Good Day, I am a newbie to Python and Selenium and have searched for the solution for a while now. While some answers come close, I can't see to find one that solves my problem. The snippet of my code that is a slight problem is as follows:
for url in links:
driver.get(url)
company = driver.find_elements_by_xpath("""//*[contains(@id, 'node')]/div[2]/ul/li/div/div[1]/span""")
date = driver.find_elements_by_xpath("""//*[contains(@id, 'node')]/div[1]/div[1]/div[2]/div/span""")
title = driver.find_elements_by_xpath("""//*[@id="page-title"]/span""")
urlinf = driver.current_url #url info
num_page_items = len(date)
for i in range(num_page_items):
df = df.append({'Company': company[i].text, 'Date': date[i].text, 'Title': title[i].text, 'URL': urlinf[i]}, ignore_index=True)
While this does work if all elements are present (and I can see the output to Pandas dataframe), if one of the elements doesn't exist (either 'date' or 'title') Python sends out the error:
IndexError: list index out of range
what I have tried thus far:
1) created a try/except (doesn't work) 2) tried if/else (if variable is not "")
I would like to insert "Null" if the element doesn't exist so that the Pandas dataframe populates with "Null" in the event an element doesn't exist.
any assistance and guidance would be greatly appreciated.
EDIT 1:
I have tried the following:
for url in links:
driver.get(url)
try:
company = driver.find_elements_by_xpath("""//*[contains(@id, 'node')]/div[2]/ul/li/div/div[1]/span""")
date = driver.find_elements_by_xpath("""//*[contains(@id, 'node')]/div[1]/div[1]/div[2]/div/span""")
title = driver.find_elements_by_xpath("""//*[@id="page-title"]/span""")
urlinf = driver.current_url #url info
except:
pass
num_page_items = len(date)
for i in range(num_page_items):
df = df.append({'Company': company[i].text, 'Date': date[i].text, 'Title': title[i].text, 'URL': urlinf[i]}, ignore_index=True)
and:
for url in links:
driver.get(url)
try:
company = driver.find_elements_by_xpath("""//*[contains(@id, 'node')]/div[2]/ul/li/div/div[1]/span""")

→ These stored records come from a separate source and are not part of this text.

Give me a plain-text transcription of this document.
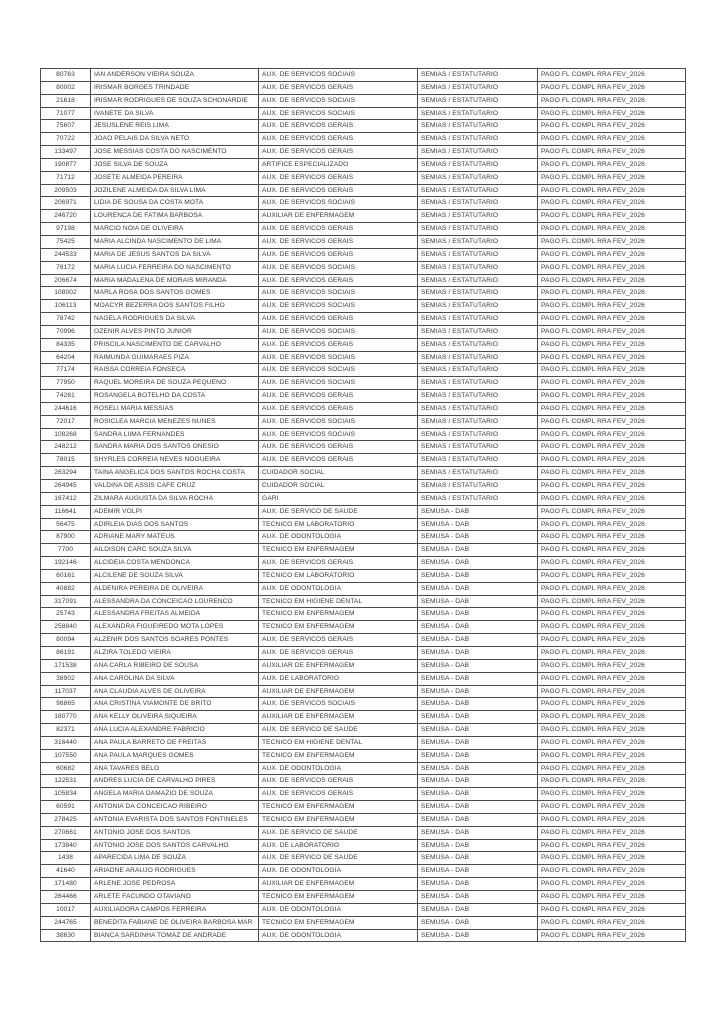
80763	IAN ANDERSON VIEIRA SOUZA	AUX. DE SERVICOS SOCIAIS	SEMIAS / ESTATUTARIO	PAGO FL COMPL RRA FEV_2026
80002	IRISMAR BORGES TRINDADE	AUX. DE SERVICOS GERAIS	SEMIAS / ESTATUTARIO	PAGO FL COMPL RRA FEV_2026
21618	IRISMAR RODRIGUES DE SOUZA SCHONARDIE	AUX. DE SERVICOS SOCIAIS	SEMIAS / ESTATUTARIO	PAGO FL COMPL RRA FEV_2026
71077	IVANETE DA SILVA	AUX. DE SERVICOS SOCIAIS	SEMIAS / ESTATUTARIO	PAGO FL COMPL RRA FEV_2026
75607	JESUSLENE REIS LIMA	AUX. DE SERVICOS GERAIS	SEMIAS / ESTATUTARIO	PAGO FL COMPL RRA FEV_2026
70722	JOAO PELAIS DA SILVA NETO	AUX. DE SERVICOS GERAIS	SEMIAS / ESTATUTARIO	PAGO FL COMPL RRA FEV_2026
133497	JOSE MESSIAS COSTA DO NASCIMENTO	AUX. DE SERVICOS GERAIS	SEMIAS / ESTATUTARIO	PAGO FL COMPL RRA FEV_2026
190877	JOSE SILVA DE SOUZA	ARTIFICE ESPECIALIZADO	SEMIAS / ESTATUTARIO	PAGO FL COMPL RRA FEV_2026
71712	JOSETE ALMEIDA PEREIRA	AUX. DE SERVICOS GERAIS	SEMIAS / ESTATUTARIO	PAGO FL COMPL RRA FEV_2026
209503	JOZILENE ALMEIDA DA SILVA LIMA	AUX. DE SERVICOS GERAIS	SEMIAS / ESTATUTARIO	PAGO FL COMPL RRA FEV_2026
206971	LIDIA DE SOUSA DA COSTA MOTA	AUX. DE SERVICOS SOCIAIS	SEMIAS / ESTATUTARIO	PAGO FL COMPL RRA FEV_2026
246720	LOURENCA DE FATIMA BARBOSA	AUXILIAR DE ENFERMAGEM	SEMIAS / ESTATUTARIO	PAGO FL COMPL RRA FEV_2026
97198	MARCIO NOIA DE OLIVEIRA	AUX. DE SERVICOS GERAIS	SEMIAS / ESTATUTARIO	PAGO FL COMPL RRA FEV_2026
75425	MARIA ALCINDA NASCIMENTO DE LIMA	AUX. DE SERVICOS GERAIS	SEMIAS / ESTATUTARIO	PAGO FL COMPL RRA FEV_2026
244533	MARIA DE JESUS SANTOS DA SILVA	AUX. DE SERVICOS GERAIS	SEMIAS / ESTATUTARIO	PAGO FL COMPL RRA FEV_2026
78172	MARIA LUCIA FERREIRA DO NASCIMENTO	AUX. DE SERVICOS SOCIAIS	SEMIAS / ESTATUTARIO	PAGO FL COMPL RRA FEV_2026
206674	MARIA MADALENA DE MORAIS MIRANDA	AUX. DE SERVICOS GERAIS	SEMIAS / ESTATUTARIO	PAGO FL COMPL RRA FEV_2026
108002	MARLA ROSA DOS SANTOS GOMES	AUX. DE SERVICOS SOCIAIS	SEMIAS / ESTATUTARIO	PAGO FL COMPL RRA FEV_2026
106113	MOACYR BEZERRA DOS SANTOS FILHO	AUX. DE SERVICOS SOCIAIS	SEMIAS / ESTATUTARIO	PAGO FL COMPL RRA FEV_2026
78742	NAGELA RODRIGUES DA SILVA	AUX. DE SERVICOS GERAIS	SEMIAS / ESTATUTARIO	PAGO FL COMPL RRA FEV_2026
70996	OZENIR ALVES PINTO JUNIOR	AUX. DE SERVICOS SOCIAIS	SEMIAS / ESTATUTARIO	PAGO FL COMPL RRA FEV_2026
84335	PRISCILA NASCIMENTO DE CARVALHO	AUX. DE SERVICOS GERAIS	SEMIAS / ESTATUTARIO	PAGO FL COMPL RRA FEV_2026
64204	RAIMUNDA GUIMARAES PIZA	AUX. DE SERVICOS SOCIAIS	SEMIAS / ESTATUTARIO	PAGO FL COMPL RRA FEV_2026
77174	RAISSA CORREIA FONSECA	AUX. DE SERVICOS SOCIAIS	SEMIAS / ESTATUTARIO	PAGO FL COMPL RRA FEV_2026
77950	RAQUEL MOREIRA DE SOUZA PEQUENO	AUX. DE SERVICOS SOCIAIS	SEMIAS / ESTATUTARIO	PAGO FL COMPL RRA FEV_2026
74261	ROSANGELA BOTELHO DA COSTA	AUX. DE SERVICOS GERAIS	SEMIAS / ESTATUTARIO	PAGO FL COMPL RRA FEV_2026
244616	ROSELI MARIA MESSIAS	AUX. DE SERVICOS GERAIS	SEMIAS / ESTATUTARIO	PAGO FL COMPL RRA FEV_2026
72017	ROSICLEA MARCIA MENEZES NUNES	AUX. DE SERVICOS SOCIAIS	SEMIAS / ESTATUTARIO	PAGO FL COMPL RRA FEV_2026
108268	SANDRA LIIMA FERNANDES	AUX. DE SERVICOS SOCIAIS	SEMIAS / ESTATUTARIO	PAGO FL COMPL RRA FEV_2026
248212	SANDRA MARIA DOS SANTOS ONESIO	AUX. DE SERVICOS GERAIS	SEMIAS / ESTATUTARIO	PAGO FL COMPL RRA FEV_2026
78015	SHYRLES CORREIA NEVES NOGUEIRA	AUX. DE SERVICOS GERAIS	SEMIAS / ESTATUTARIO	PAGO FL COMPL RRA FEV_2026
263294	TAINA ANGELICA DOS SANTOS ROCHA COSTA	CUIDADOR SOCIAL	SEMIAS / ESTATUTARIO	PAGO FL COMPL RRA FEV_2026
264945	VALDINA DE ASSIS CAFE CRUZ	CUIDADOR SOCIAL	SEMIAS / ESTATUTARIO	PAGO FL COMPL RRA FEV_2026
167412	ZILMARA AUGUSTA DA SILVA ROCHA	GARI	SEMIAS / ESTATUTARIO	PAGO FL COMPL RRA FEV_2026
116641	ADEMIR VOLPI	AUX. DE SERVICO DE SAUDE	SEMUSA - DAB	PAGO FL COMPL RRA FEV_2026
56475	ADIRLEIA DIAS DOS SANTOS	TECNICO EM LABORATORIO	SEMUSA - DAB	PAGO FL COMPL RRA FEV_2026
87900	ADRIANE MARY MATEUS	AUX. DE ODONTOLOGIA	SEMUSA - DAB	PAGO FL COMPL RRA FEV_2026
7700	AILDISON CARC SOUZA SILVA	TECNICO EM ENFERMAGEM	SEMUSA - DAB	PAGO FL COMPL RRA FEV_2026
192146	ALCIDEIA COSTA MENDONCA	AUX. DE SERVICOS GERAIS	SEMUSA - DAB	PAGO FL COMPL RRA FEV_2026
60161	ALCILENE DE SOUZA SILVA	TECNICO EM LABORATORIO	SEMUSA - DAB	PAGO FL COMPL RRA FEV_2026
40882	ALDENIRA PEREIRA DE OLIVEIRA	AUX. DE ODONTOLOGIA	SEMUSA - DAB	PAGO FL COMPL RRA FEV_2026
317091	ALESSANDRA DA CONCEICAO LOURENCO	TECNICO EM HIGIENE DENTAL	SEMUSA - DAB	PAGO FL COMPL RRA FEV_2026
25743	ALESSANDRA FREITAS ALMEIDA	TECNICO EM ENFERMAGEM	SEMUSA - DAB	PAGO FL COMPL RRA FEV_2026
258840	ALEXANDRA FIGUEIREDO MOTA LOPES	TECNICO EM ENFERMAGEM	SEMUSA - DAB	PAGO FL COMPL RRA FEV_2026
80094	ALZENIR DOS SANTOS SOARES PONTES	AUX. DE SERVICOS GERAIS	SEMUSA - DAB	PAGO FL COMPL RRA FEV_2026
86191	ALZIRA TOLEDO VIEIRA	AUX. DE SERVICOS GERAIS	SEMUSA - DAB	PAGO FL COMPL RRA FEV_2026
171538	ANA CARLA RIBEIRO DE SOUSA	AUXILIAR DE ENFERMAGEM	SEMUSA - DAB	PAGO FL COMPL RRA FEV_2026
38902	ANA CAROLINA DA SILVA	AUX. DE LABORATORIO	SEMUSA - DAB	PAGO FL COMPL RRA FEV_2026
117037	ANA CLAUDIA ALVES DE OLIVEIRA	AUXILIAR DE ENFERMAGEM	SEMUSA - DAB	PAGO FL COMPL RRA FEV_2026
98865	ANA CRISTINA VIAMONTE DE BRITO	AUX. DE SERVICOS SOCIAIS	SEMUSA - DAB	PAGO FL COMPL RRA FEV_2026
180770	ANA KELLY OLIVEIRA SIQUEIRA	AUXILIAR DE ENFERMAGEM	SEMUSA - DAB	PAGO FL COMPL RRA FEV_2026
82371	ANA LUCIA ALEXANDRE FABRICIO	AUX. DE SERVICO DE SAUDE	SEMUSA - DAB	PAGO FL COMPL RRA FEV_2026
316440	ANA PAULA BARRETO DE FREITAS	TECNICO EM HIGIENE DENTAL	SEMUSA - DAB	PAGO FL COMPL RRA FEV_2026
107550	ANA PAULA MARQUES GOMES	TECNICO EM ENFERMAGEM	SEMUSA - DAB	PAGO FL COMPL RRA FEV_2026
60682	ANA TAVARES BELO	AUX. DE ODONTOLOGIA	SEMUSA - DAB	PAGO FL COMPL RRA FEV_2026
122531	ANDRES LUCIA DE CARVALHO PIRES	AUX. DE SERVICOS GERAIS	SEMUSA - DAB	PAGO FL COMPL RRA FEV_2026
105834	ANGELA MARIA DAMAZIO DE SOUZA	AUX. DE SERVICOS GERAIS	SEMUSA - DAB	PAGO FL COMPL RRA FEV_2026
60591	ANTONIA DA CONCEICAO RIBEIRO	TECNICO EM ENFERMAGEM	SEMUSA - DAB	PAGO FL COMPL RRA FEV_2026
278425	ANTONIA EVARISTA DOS SANTOS FONTINELES	TECNICO EM ENFERMAGEM	SEMUSA - DAB	PAGO FL COMPL RRA FEV_2026
270661	ANTONIO JOSE DOS SANTOS	AUX. DE SERVICO DE SAUDE	SEMUSA - DAB	PAGO FL COMPL RRA FEV_2026
173840	ANTONIO JOSE DOS SANTOS CARVALHO	AUX. DE LABORATORIO	SEMUSA - DAB	PAGO FL COMPL RRA FEV_2026
1438	APARECIDA LIMA DE SOUZA	AUX. DE SERVICO DE SAUDE	SEMUSA - DAB	PAGO FL COMPL RRA FEV_2026
41640	ARIADNE ARAUJO RODRIGUES	AUX. DE ODONTOLOGIA	SEMUSA - DAB	PAGO FL COMPL RRA FEV_2026
171480	ARLENE JOSE PEDROSA	AUXILIAR DE ENFERMAGEM	SEMUSA - DAB	PAGO FL COMPL RRA FEV_2026
264466	ARLETE FACUNDO OTAVIANO	TECNICO EM ENFERMAGEM	SEMUSA - DAB	PAGO FL COMPL RRA FEV_2026
10017	AUXILIADORA CAMPOS FERREIRA	AUX. DE ODONTOLOGIA	SEMUSA - DAB	PAGO FL COMPL RRA FEV_2026
244765	BENEDITA FABIANE DE OLIVEIRA BARBOSA MAR	TECNICO EM ENFERMAGEM	SEMUSA - DAB	PAGO FL COMPL RRA FEV_2026
38630	BIANCA SARDINHA TOMAZ DE ANDRADE	AUX. DE ODONTOLOGIA	SEMUSA - DAB	PAGO FL COMPL RRA FEV_2026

date = driver.find_elements_by_xpath("""//*[contains(@id, 'node')]/div[1]/div[1]/div[2]/div/span""")
title = driver.find_elements_by_xpath("""//*[@id="page-title"]/span""")

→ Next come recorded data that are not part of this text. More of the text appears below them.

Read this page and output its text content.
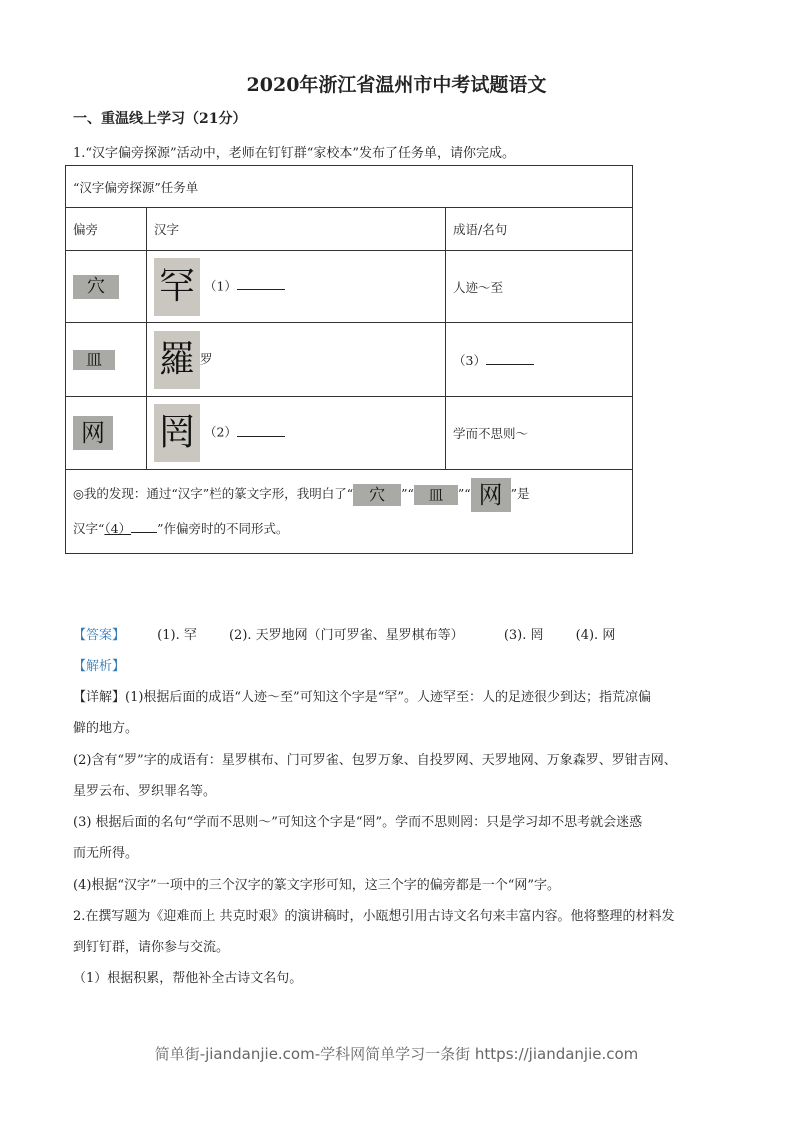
2020年浙江省温州市中考试题语文
一、重温线上学习（21分）
1.“汉字偏旁探源”活动中，老师在钉钉群“家校本”发布了任务单，请你完成。
“汉字偏旁探源”任务单		
偏旁	汉字	成语/名句
穴	罕 （1）	人迹～至
皿	羅 罗	（3）
网	罔 （2）	学而不思则～
◎我的发现：通过“汉字”栏的篆文字形，我明白了“ 穴 ”“ 皿 ”“ 网 ”是
汉字“（4） ”作偏旁时的不同形式。		
【答案】 (1). 罕 (2). 天罗地网（门可罗雀、星罗棋布等）	(3). 罔 (4). 网
【解析】
【详解】(1)根据后面的成语“人迹～至”可知这个字是“罕”。人迹罕至：人的足迹很少到达；指荒凉偏
僻的地方。
(2)含有“罗”字的成语有：星罗棋布、门可罗雀、包罗万象、自投罗网、天罗地网、万象森罗、罗钳吉网、
星罗云布、罗织罪名等。
(3) 根据后面的名句“学而不思则～”可知这个字是“罔”。学而不思则罔：只是学习却不思考就会迷惑
而无所得。
(4)根据“汉字”一项中的三个汉字的篆文字形可知，这三个字的偏旁都是一个“网”字。
2.在撰写题为《迎难而上 共克时艰》的演讲稿时，小瓯想引用古诗文名句来丰富内容。他将整理的材料发
到钉钉群，请你参与交流。
（1）根据积累，帮他补全古诗文名句。
简单街-jiandanjie.com-学科网简单学习一条街 https://jiandanjie.com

urlinf = driver.current_url #url info
except (NoSuchElementException, ElementNotVisibleException, InvalidSelectorException):
pass
num_page_items = len(date)
for i in range(num_page_items):
df = df.append({'Company': company[i].text, 'Date': date[i].text, 'Title': title[i].text, 'URL': urlinf[i]}, ignore_index=True)
and:
for url in links:
driver.get(url)
try:
company = driver.find_elements_by_xpath("""//*[contains(@id, 'node')]/div[2]/ul/li/div/div[1]/span""")
date = driver.find_elements_by_xpath("""//*[contains(@id, 'node')]/div[1]/div[1]/div[2]/div/span""")

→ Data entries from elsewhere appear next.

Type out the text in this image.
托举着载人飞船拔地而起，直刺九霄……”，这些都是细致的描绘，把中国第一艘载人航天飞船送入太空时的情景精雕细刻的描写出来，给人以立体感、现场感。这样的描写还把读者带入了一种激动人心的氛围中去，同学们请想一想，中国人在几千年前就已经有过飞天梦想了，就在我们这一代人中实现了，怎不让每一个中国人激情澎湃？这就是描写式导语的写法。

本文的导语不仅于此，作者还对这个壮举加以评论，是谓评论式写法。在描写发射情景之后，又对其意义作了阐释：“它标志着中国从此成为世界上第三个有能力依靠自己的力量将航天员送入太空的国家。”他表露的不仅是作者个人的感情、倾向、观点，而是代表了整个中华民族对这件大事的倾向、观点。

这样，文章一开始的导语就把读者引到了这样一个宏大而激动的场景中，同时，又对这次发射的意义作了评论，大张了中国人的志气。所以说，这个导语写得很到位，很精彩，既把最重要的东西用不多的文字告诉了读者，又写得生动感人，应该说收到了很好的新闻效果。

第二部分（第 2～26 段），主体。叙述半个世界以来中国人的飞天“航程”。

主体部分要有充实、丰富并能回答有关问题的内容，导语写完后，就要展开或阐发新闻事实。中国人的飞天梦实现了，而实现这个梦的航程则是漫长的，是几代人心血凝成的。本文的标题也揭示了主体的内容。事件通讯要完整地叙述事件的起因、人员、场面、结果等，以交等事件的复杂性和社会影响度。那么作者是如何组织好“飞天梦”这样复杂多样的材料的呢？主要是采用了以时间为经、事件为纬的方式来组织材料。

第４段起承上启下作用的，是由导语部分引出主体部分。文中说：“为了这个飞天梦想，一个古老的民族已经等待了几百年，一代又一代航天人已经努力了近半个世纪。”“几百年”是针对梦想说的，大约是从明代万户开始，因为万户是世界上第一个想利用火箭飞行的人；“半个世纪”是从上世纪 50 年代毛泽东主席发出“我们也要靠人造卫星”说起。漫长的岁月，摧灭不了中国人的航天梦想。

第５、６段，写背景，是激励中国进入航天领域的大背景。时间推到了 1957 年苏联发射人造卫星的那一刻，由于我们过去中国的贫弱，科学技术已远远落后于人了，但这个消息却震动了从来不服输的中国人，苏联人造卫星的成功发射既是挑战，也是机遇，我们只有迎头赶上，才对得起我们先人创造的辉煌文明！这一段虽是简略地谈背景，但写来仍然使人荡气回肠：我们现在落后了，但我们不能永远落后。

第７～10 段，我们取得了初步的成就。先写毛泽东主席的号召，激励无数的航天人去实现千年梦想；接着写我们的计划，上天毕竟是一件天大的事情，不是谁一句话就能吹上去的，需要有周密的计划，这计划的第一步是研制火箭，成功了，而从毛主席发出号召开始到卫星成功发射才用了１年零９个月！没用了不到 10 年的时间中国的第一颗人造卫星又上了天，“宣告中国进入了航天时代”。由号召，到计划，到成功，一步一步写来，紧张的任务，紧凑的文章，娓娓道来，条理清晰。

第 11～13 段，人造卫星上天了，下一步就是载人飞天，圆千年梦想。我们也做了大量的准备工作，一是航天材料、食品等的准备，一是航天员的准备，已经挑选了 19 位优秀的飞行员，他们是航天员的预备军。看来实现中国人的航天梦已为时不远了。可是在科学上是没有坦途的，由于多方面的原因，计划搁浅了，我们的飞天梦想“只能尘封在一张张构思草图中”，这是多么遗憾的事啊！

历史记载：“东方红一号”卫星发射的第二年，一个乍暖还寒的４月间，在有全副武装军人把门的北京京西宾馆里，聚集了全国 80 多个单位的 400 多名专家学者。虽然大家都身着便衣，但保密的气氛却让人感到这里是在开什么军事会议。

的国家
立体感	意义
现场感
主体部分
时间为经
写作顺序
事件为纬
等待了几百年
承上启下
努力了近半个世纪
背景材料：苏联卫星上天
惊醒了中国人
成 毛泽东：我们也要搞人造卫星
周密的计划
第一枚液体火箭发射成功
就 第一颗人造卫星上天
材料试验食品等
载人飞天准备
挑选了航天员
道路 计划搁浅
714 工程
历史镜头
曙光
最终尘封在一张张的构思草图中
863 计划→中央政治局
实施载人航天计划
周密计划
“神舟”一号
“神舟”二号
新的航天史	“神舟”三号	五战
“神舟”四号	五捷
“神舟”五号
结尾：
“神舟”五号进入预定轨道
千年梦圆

title = driver.find_elements_by_xpath("""//*[@id="page-title"]/span""")
urlinf = driver.current_url #url info
except:
i = 'Null'
pass
num_page_items = len(date)
for i in range(num_page_items):
df = df.append({'Company': company[i].text, 'Date': date[i].text, 'Title': title[i].text, 'URL': urlinf[i]}, ignore_index=True)
I tried the same try/except at the point of appending to Pandas.
EDIT 2 the error I get:
IndexError: list index out of range
is attributed to the line:
df = df.append({'Company': company[i].text, 'Date': date[i].text, 'Title': title[i].text, 'URL': urlinf[i]}, ignore_index=True)